|Word frequency cloud (architects only, responses to all questions) with substantial control panel for filtering at right|
|Word frequency cloud with correlations to 'wanted' highlighted and all occurrences of 'wanted' listed on right|
All of these filtering options end up in a large control panel, which took a bit of juggling to fit on screen. It may have been neater to hide it in drop down or pop up menus. However I think it was important to highlight the current view position within in the entire data set.
Mousing over a word highlights corresponding words that occur in proximity and brings up a scrollable list of all occurrences of the highlighted word in fragmentary context of the five words pre and post it.
An appropriate way to understand and navigate data?
So this is another example of a show everything and zoom in visualisation. However the reason I posted it is primarily to make a brief observation about the appropriateness of visualisation techniques to understand/navigate data. A distinction between understanding and navigation is perhaps important.
In the case of Mitchell Whitelaw's A1 Explorer the word cloud visualises item titles in the National Archives A1 Series. Titles generally are specific and succinct, and considered. The A1 Explorer is a visualisation that reveals some of the topics and relationships in the series, but it is also an interface to the digitised items themselves.
Similarly a word cloud of a carefully crafted speech, such as Obama's inauguration speech, reveals succinctly some of the themes. It is probable that some speeches are written with word cloud analysis in mind. Political rhetoric noticeably employs frequently repeated, memorable, mantras. Of course, as Jodi Dean writes, a word cloud is in many ways a very superficial analysis that ignores sentences, stories and narratives.
A different example, designed specifically for visualisation as a word cloud, was curated by the ABC who to mark Julia Gillard's first year as Prime Minister called for the public to submit 3 words that characterise their perceptions of Gillard and also of opposition leader Tony Abbot. Not surprisingly the most frequently submitted words aligned closely with the rhetoric that had been most prominent in the media.

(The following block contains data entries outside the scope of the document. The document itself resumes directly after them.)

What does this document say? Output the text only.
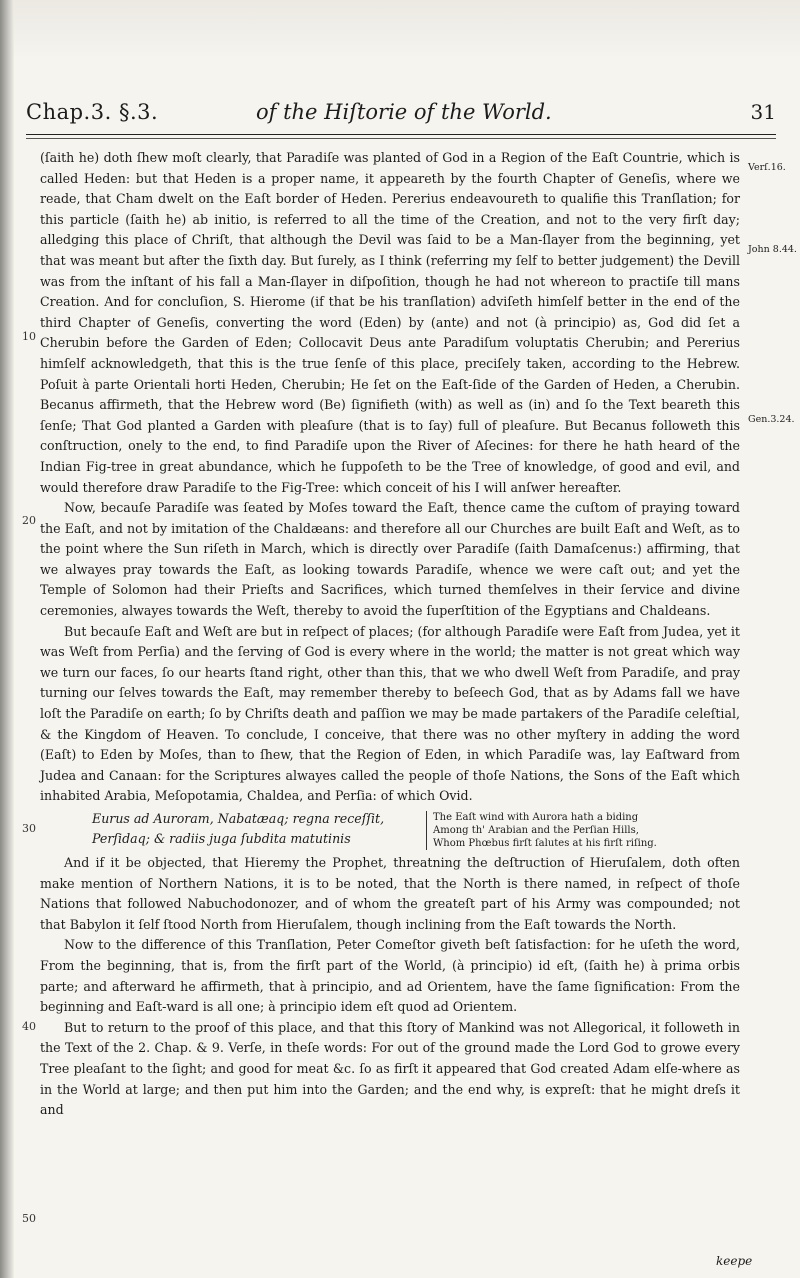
Chap.3. §.3.	of the Hiſtorie of the World.	31
Verſ.16.
John 8.44.
Gen.3.24.
10
20
30
40
50

(ſaith he) doth ſhew moſt clearly, that Paradiſe was planted of God in a Region of the Eaſt Countrie, which is called Heden: but that Heden is a proper name, it appeareth by the fourth Chapter of Geneſis, where we reade, that Cham dwelt on the Eaſt border of Heden. Pererius endeavoureth to qualifie this Tranſlation; for this particle (ſaith he) ab initio, is referred to all the time of the Creation, and not to the very firſt day; alledging this place of Chriſt, that although the Devil was ſaid to be a Man-ſlayer from the beginning, yet that was meant but after the ſixth day. But ſurely, as I think (referring my ſelf to better judgement) the Devill was from the inſtant of his fall a Man-ſlayer in diſpoſition, though he had not whereon to practiſe till mans Creation. And for concluſion, S. Hierome (if that be his tranſlation) adviſeth himſelf better in the end of the third Chapter of Geneſis, converting the word (Eden) by (ante) and not (à principio) as, God did ſet a Cherubin before the Garden of Eden; Collocavit Deus ante Paradiſum voluptatis Cherubin; and Pererius himſelf acknowledgeth, that this is the true ſenſe of this place, preciſely taken, according to the Hebrew. Poſuit à parte Orientali horti Heden, Cherubin; He ſet on the Eaſt-ſide of the Garden of Heden, a Cherubin. Becanus affirmeth, that the Hebrew word (Be) ſignifieth (with) as well as (in) and ſo the Text beareth this ſenſe; That God planted a Garden with pleaſure (that is to ſay) full of pleaſure. But Becanus followeth this conſtruction, onely to the end, to find Paradiſe upon the River of Aſecines: for there he hath heard of the Indian Fig-tree in great abundance, which he ſuppoſeth to be the Tree of knowledge, of good and evil, and would therefore draw Paradiſe to the Fig-Tree: which conceit of his I will anſwer hereafter.

Now, becauſe Paradiſe was ſeated by Moſes toward the Eaſt, thence came the cuſtom of praying toward the Eaſt, and not by imitation of the Chaldæans: and therefore all our Churches are built Eaſt and Weſt, as to the point where the Sun riſeth in March, which is directly over Paradiſe (ſaith Damaſcenus:) affirming, that we alwayes pray towards the Eaſt, as looking towards Paradiſe, whence we were caſt out; and yet the Temple of Solomon had their Prieſts and Sacrifices, which turned themſelves in their ſervice and divine ceremonies, alwayes towards the Weſt, thereby to avoid the ſuperſtition of the Egyptians and Chaldeans.

But becauſe Eaſt and Weſt are but in reſpect of places; (for although Paradiſe were Eaſt from Judea, yet it was Weſt from Perſia) and the ſerving of God is every where in the world; the matter is not great which way we turn our faces, ſo our hearts ſtand right, other than this, that we who dwell Weſt from Paradiſe, and pray turning our ſelves towards the Eaſt, may remember thereby to beſeech God, that as by Adams fall we have loſt the Paradiſe on earth; ſo by Chriſts death and paſſion we may be made partakers of the Paradiſe celeſtial, & the Kingdom of Heaven. To conclude, I conceive, that there was no other myſtery in adding the word (Eaſt) to Eden by Moſes, than to ſhew, that the Region of Eden, in which Paradiſe was, lay Eaſtward from Judea and Canaan: for the Scriptures alwayes called the people of thoſe Nations, the Sons of the Eaſt which inhabited Arabia, Meſopotamia, Chaldea, and Perſia: of which Ovid.

And if it be objected, that Hieremy the Prophet, threatning the deſtruction of Hieruſalem, doth often make mention of Northern Nations, it is to be noted, that the North is there named, in reſpect of thoſe Nations that followed Nabuchodonozer, and of whom the greateſt part of his Army was compounded; not that Babylon it ſelf ſtood North from Hieruſalem, though inclining from the Eaſt towards the North.

Now to the difference of this Tranſlation, Peter Comeſtor giveth beſt ſatisfaction: for he uſeth the word, From the beginning, that is, from the firſt part of the World, (à principio) id eſt, (ſaith he) à prima orbis parte; and afterward he affirmeth, that à principio, and ad Orientem, have the ſame ſignification: From the beginning and Eaſt-ward is all one; à principio idem eſt quod ad Orientem.

But to return to the proof of this place, and that this ſtory of Mankind was not Allegorical, it followeth in the Text of the 2. Chap. & 9. Verſe, in theſe words: For out of the ground made the Lord God to growe every Tree pleaſant to the ſight; and good for meat &c. ſo as firſt it appeared that God created Adam elſe-where as in the World at large; and then put him into the Garden; and the end why, is expreſt: that he might dreſs it and

Eurus ad Auroram, Nabatæaq; regna receſſit,
Perſidaq; & radiis juga ſubdita matutinis
The Eaſt wind with Aurora hath a biding
Among th' Arabian and the Perſian Hills,
Whom Phœbus firſt ſalutes at his firſt riſing.
keepe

Even if visualising words by themselves are appropriate, a critical challenge for word clouds and like visualisation techniques is to be able to locate the small, hidden, items, because they are perhaps the most interesting or important. It might be that quantitative data analysis can only ever take us so far, and that curation is necessary to go beyond? However when it comes to big data, quantitative might be our only way in - a starting point for exploration.
Andrew MacKenzie has said that the word clouds were very helpful as a research tool and their revelations support his observations during and other analysis subsequent to the interviews. My feeling is that there was substantial noise because of the nature of the raw survey data. The responses were not carefully crafted like an Obama speech or considered even like a title or a 3 word perception of Gillard - they were spontaneous and people thought as they spoke. The word cloud doesn't distinguish initial response from more considered closing summary remark. It doesn't take account of rambles, tangents or emphasis placed on particular ideas. That said the quantitative analysis also ignores any bias the researcher might have had in looking for particular ideas.